サイエンスチャレンジ 2016
3月7日から11日にかけて、第二回目となる「サイエンスチャレンジ」ワークショップが開催され、日本全国から集まった29名の大学生と大学院生が、1週間にわたって科学について、また沖縄科学技術大学院大学(OIST)での大学院生活について学びました。期間中、あらかじめ選抜された参加者は複数のOIST研究室への訪問やセミナーへの出席、OISTの博士課程の学生たちと交流を通して、「大学院で何をしたいか」というテーマを探求しました。
「参加した学生たちがこの1週間を通じて、博士課程への進学について、様々なアイデアを得られたことを願っています」と、OISTの学生支援セクションスタッフでワークショップ開催に関わったグスマン勇気さんは期待を語りました。
ワークショップ最終日には、29名の参加者全員が、大学院での研究対象となりうる各々のテーマについてプレゼンテーションを行い、環境保全から宇宙探索、災害予測から量子計算までの幅広いトピックについて、興味深くクリエイティブなアイデアが話し合われました。

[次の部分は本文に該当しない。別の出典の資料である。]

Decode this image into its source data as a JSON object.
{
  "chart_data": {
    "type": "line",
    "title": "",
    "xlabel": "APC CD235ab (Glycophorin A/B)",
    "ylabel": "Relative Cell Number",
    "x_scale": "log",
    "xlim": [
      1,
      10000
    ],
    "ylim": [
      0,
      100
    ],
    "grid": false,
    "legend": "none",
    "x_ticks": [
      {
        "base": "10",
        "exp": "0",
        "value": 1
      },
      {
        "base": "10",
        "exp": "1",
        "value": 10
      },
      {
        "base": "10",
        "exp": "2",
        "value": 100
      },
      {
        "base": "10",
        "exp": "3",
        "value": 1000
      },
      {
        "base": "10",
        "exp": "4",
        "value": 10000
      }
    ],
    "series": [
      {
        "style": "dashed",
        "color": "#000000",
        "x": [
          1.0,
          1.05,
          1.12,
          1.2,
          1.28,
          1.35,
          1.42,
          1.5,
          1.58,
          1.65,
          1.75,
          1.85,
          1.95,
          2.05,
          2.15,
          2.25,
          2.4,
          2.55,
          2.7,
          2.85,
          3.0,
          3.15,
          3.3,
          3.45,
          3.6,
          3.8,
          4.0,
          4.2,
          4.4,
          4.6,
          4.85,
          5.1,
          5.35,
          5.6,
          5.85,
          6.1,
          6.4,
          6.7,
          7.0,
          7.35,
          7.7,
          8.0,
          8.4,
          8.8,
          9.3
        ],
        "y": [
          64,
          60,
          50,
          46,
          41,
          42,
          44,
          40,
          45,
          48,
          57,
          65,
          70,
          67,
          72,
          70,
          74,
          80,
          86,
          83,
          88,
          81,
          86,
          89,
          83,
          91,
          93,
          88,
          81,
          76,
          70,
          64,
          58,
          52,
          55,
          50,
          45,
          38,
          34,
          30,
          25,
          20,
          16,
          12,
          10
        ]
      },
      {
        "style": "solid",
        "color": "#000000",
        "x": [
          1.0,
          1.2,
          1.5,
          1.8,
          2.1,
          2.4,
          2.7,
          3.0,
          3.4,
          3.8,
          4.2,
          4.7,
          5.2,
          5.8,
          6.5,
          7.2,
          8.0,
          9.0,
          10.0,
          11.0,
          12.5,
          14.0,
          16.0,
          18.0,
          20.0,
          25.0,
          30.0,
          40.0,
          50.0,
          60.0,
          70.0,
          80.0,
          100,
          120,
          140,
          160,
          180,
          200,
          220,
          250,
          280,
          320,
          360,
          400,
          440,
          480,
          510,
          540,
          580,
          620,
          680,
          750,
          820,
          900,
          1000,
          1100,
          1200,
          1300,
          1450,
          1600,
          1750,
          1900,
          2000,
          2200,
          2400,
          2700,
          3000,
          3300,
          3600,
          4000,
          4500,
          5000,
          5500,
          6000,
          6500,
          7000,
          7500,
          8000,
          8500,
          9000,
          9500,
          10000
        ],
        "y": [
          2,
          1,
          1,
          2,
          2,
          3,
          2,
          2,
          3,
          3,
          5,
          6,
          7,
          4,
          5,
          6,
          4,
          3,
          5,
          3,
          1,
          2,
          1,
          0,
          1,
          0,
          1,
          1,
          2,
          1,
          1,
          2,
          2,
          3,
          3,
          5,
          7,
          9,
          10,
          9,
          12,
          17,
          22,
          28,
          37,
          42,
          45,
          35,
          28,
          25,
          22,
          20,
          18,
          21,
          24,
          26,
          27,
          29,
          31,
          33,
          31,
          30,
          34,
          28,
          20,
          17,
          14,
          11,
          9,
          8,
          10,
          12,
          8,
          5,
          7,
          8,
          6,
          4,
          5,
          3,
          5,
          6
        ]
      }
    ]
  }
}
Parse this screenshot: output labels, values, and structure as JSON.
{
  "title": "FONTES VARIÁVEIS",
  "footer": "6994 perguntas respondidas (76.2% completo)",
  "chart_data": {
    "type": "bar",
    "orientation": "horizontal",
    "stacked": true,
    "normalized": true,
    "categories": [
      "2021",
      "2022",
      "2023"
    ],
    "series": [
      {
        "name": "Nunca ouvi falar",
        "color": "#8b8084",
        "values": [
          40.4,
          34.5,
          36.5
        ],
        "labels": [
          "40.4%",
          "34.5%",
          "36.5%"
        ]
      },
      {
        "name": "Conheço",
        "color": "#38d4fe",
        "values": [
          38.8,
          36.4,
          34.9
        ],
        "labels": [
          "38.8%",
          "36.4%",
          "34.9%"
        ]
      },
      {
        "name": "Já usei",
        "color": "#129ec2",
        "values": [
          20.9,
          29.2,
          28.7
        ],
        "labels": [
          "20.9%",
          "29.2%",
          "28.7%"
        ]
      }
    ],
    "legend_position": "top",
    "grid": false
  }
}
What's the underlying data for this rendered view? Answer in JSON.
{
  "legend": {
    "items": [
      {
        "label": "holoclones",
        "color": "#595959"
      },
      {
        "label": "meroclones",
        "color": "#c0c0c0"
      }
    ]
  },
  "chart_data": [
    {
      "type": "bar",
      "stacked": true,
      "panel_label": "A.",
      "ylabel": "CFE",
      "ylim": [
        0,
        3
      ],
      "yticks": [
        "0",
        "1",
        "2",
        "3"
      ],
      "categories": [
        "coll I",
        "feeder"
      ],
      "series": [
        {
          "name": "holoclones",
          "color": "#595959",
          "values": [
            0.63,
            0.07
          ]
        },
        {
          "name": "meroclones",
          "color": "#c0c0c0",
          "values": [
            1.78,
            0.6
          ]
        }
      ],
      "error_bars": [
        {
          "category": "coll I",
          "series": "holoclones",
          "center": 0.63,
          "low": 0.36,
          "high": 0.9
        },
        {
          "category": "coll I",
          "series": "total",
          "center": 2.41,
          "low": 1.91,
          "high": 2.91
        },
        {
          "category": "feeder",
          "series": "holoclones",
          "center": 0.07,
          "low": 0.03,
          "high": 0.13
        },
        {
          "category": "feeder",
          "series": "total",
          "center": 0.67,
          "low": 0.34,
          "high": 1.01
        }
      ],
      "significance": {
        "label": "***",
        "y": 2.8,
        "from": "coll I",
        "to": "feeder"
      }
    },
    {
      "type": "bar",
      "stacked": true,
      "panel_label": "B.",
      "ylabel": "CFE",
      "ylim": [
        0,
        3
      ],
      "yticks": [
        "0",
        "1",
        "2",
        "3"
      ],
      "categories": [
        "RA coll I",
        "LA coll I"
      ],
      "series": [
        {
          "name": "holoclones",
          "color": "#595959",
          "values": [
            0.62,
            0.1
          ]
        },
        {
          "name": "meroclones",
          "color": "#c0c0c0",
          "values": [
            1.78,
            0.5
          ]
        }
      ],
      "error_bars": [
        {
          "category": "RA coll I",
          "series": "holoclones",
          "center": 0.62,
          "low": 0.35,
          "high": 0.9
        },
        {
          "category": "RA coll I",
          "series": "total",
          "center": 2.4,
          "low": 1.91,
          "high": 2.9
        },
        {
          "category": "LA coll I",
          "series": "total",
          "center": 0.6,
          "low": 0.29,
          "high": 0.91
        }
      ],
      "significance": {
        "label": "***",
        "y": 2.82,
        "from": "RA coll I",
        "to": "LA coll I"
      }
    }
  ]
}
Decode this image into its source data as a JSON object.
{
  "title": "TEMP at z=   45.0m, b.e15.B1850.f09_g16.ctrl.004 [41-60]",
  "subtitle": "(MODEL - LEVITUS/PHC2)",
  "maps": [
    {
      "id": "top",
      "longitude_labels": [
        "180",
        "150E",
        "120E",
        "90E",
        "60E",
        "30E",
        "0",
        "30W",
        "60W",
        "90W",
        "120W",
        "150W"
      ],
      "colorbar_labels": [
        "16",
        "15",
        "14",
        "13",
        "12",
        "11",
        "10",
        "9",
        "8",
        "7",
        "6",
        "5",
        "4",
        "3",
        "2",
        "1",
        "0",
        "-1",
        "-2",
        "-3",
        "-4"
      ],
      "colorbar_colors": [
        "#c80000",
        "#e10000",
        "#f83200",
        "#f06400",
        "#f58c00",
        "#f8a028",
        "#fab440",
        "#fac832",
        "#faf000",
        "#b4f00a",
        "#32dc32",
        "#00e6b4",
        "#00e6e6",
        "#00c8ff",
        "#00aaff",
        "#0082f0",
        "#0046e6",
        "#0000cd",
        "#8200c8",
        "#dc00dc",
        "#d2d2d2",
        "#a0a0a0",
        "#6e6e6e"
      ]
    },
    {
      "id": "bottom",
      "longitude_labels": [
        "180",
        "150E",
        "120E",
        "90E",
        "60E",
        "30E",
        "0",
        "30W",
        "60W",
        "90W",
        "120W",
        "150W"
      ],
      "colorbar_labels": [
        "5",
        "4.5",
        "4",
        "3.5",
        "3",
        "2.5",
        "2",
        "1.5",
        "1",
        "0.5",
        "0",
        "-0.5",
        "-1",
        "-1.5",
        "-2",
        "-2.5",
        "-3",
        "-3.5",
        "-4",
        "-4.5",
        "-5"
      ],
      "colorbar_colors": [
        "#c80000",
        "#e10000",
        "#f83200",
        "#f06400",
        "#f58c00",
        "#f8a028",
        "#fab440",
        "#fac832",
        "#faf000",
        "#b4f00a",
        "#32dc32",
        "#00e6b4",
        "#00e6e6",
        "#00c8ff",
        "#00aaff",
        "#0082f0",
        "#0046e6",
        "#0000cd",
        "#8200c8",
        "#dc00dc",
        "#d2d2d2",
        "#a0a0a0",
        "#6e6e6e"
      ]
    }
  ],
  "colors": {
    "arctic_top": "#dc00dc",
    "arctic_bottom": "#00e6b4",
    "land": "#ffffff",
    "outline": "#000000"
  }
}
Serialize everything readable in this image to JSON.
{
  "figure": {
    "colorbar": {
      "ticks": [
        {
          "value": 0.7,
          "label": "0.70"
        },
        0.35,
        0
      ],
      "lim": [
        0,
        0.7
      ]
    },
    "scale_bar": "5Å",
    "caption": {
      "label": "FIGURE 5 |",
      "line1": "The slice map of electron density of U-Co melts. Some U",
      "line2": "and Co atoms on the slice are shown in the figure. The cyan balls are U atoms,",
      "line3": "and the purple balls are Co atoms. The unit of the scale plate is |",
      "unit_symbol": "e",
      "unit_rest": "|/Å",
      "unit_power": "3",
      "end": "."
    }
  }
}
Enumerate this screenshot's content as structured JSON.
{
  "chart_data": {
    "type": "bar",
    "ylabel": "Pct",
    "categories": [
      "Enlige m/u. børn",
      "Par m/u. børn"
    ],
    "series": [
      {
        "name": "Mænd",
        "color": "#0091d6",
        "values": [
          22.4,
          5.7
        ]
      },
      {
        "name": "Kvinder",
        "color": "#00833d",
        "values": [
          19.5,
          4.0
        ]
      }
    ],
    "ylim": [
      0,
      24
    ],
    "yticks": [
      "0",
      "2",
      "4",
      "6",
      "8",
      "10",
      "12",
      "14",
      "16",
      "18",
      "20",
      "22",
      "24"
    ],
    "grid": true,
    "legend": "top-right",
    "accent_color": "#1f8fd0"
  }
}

参加者が科学に関する多様なアイデアを出し合う中、OISTの基本コンセプトの柱でもある学際的な研究、国際共同研究、および科学分野でのコミュニケーションの3つが、博士課程において重要であると繰り返し強調されました。
「多様性というのは大事です。多様性があれば、より多くのアイデアに触れ、自分の心が開かれ、より広い見方ができるようになるからです」と、立命館アジア太平洋大学から参加したShuangying (Helen) Yuさんはコメントします。
東北大学からの参加者、高橋友海さんは、「自分が取り組む研究についてきちんと伝えられるようになることが必要だと気づきました。そうしなければ、誰も私がやることの重要性を理解してくれませんよね。」と話しました。
OISTの審査員たちは学生たちのプレゼンテーションについて慎重に協議し、最優秀賞を1名、特別賞を2名決定しました。特別賞にはShuangying (Helen) Yuさんと東京大学の木幡愛さんが選ばれました。Yuさんは海洋環境保全について、木幡さんは社会的弱者のための製品を創り出すことについて語りました。最優秀賞は、国際基督教大学の黒木健さんが受賞しました。黒木さんは、環境保全に役立てるバイオ情報科学の活用の仕方について発表しました。黒木さんはまた、最高の科学研究をするためには、自分自身が健康でなければならないということも強調しました。
「審査員は、黒木さんの情熱、人格、自己認識の高さに感嘆していました。」とマチ・ディルワース副学長(男女共同参画・人事担当)はコメントしました。
ディルワース副学長によれば、審査員たちはまた、学生たちが科学コミュニケーションの重要性について気づいた様子がよく分かり、「彼らの将来にとって勇気づけられることです」とも語りました。
毎年開催される一週間のワークショップは、科学に特別な興味と好奇心を持つ卓越した学生たちにとって素晴らしい機会です。学生たちは、大学院において成功をおさめるのに必要なスキルを理解することで、自分たちのアカデミックキャリアを早めにスタートさせることができます。また、OISTで行われている最新の研究や技術について触れることもできます。
「サイエンスチャレンジは、自分の科学への情熱を認識する機会となりました。私は文系のバックグラウンドですが、科学についてもっと学びたいと常に思っていましたから。」とYuさんは熱っぽく語りました。